Information to distributors
Solely for the purposes of the product governance requirements contained within: (a) EU Directive 2014/65/EU on markets in financial instruments, as amended (“MiFID II“); (b) Articles 9 and 10 of Commission Delegated Directive (EU) 2017/593 supplementing MiFID II; and (c) local implementing measures (together, the “MiFID II Product Governance Requirements“), and disclaiming all and any liability, whether arising in tort, contract or otherwise, which any “manufacturer” (for the purposes of the MiFID II Product Governance Requirements) may otherwise have with respect thereto, the shares in MGI have been subject to a product approval process, which has determined that such shares are: (i) compatible with an end target market of retail investors and investors who meet the criteria of professional clients and eligible counterparties, each as defined in MiFID II; and (ii) eligible for distribution through all distribution channels as are permitted by MiFID II (the “Target Market Assessment“). Notwithstanding the Target Market Assessment, Distributors should note that: the price of the shares in MGI may decline and investors could lose all or part of their investment; the shares in MGI offer no guaranteed income and no capital protection; and an investment in the shares in MGI is compatible only with investors who do not need a guaranteed income or capital protection, who (either alone or in conjunction with an appropriate financial or other adviser) are capable of evaluating the merits and risks of such an investment and who have sufficient resources to be able to bear any losses that may result therefrom. The Target Market Assessment is without prejudice to the requirements of any contractual, legal or regulatory selling restrictions in relation to the Directed Share Issue.

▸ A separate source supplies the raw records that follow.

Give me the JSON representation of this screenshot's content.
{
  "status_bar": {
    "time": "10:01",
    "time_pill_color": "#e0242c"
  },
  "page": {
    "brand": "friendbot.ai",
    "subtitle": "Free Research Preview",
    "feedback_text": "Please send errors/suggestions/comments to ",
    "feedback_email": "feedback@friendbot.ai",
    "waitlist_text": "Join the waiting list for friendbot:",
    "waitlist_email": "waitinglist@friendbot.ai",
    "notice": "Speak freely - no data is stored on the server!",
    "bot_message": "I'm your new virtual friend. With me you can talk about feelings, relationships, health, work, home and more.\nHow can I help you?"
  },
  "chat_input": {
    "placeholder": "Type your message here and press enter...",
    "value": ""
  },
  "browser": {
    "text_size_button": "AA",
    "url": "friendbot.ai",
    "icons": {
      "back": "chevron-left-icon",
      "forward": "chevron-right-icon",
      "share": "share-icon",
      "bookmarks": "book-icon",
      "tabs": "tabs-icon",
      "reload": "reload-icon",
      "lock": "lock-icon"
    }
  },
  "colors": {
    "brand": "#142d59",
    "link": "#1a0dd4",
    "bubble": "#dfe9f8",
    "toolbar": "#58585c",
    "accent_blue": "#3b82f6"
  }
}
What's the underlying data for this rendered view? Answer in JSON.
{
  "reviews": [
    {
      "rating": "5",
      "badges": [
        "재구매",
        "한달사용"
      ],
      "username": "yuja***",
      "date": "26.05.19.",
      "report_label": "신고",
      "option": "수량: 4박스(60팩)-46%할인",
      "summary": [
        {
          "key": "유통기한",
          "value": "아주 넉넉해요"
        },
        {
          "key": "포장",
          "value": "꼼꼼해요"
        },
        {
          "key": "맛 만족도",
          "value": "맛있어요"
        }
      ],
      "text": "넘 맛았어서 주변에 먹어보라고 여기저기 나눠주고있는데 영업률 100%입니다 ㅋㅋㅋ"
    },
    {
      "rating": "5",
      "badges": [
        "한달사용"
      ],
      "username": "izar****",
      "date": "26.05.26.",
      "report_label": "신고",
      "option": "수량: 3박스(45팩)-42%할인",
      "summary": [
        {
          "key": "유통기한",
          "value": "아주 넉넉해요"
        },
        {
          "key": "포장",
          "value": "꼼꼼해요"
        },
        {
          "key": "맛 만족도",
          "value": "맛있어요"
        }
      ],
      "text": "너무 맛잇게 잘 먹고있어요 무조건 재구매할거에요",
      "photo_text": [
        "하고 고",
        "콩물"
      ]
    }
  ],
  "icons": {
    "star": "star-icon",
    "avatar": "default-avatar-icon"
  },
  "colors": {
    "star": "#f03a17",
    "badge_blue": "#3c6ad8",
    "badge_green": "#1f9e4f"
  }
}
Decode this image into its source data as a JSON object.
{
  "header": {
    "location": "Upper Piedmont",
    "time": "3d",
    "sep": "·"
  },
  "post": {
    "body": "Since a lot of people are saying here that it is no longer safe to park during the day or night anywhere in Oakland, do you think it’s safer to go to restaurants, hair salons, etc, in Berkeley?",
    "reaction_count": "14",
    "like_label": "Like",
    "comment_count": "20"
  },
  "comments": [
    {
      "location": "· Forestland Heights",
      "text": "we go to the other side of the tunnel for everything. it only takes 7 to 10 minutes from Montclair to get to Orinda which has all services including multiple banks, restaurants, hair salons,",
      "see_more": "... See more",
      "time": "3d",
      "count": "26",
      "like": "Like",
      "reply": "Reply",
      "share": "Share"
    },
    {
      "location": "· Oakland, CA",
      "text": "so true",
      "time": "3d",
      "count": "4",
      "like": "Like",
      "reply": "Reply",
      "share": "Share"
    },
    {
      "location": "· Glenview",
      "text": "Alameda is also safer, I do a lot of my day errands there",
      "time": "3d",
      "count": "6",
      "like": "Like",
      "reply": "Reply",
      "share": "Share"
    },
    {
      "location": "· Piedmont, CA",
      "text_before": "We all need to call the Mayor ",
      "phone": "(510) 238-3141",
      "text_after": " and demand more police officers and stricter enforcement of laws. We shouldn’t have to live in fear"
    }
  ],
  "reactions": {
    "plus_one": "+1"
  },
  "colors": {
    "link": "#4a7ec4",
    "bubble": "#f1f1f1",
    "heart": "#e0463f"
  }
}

For the avoidance of doubt, the Target Market Assessment does not constitute: (a) an assessment of suitability or appropriateness for the purposes of MiFID II; or (b) a recommendation to any investor or group of investors to invest in, or purchase, or take any other action whatsoever with respect to the shares in MGI.
Each distributor is responsible for undertaking its own target market assessment in respect of the shares in MGI and determining appropriate distribution channels.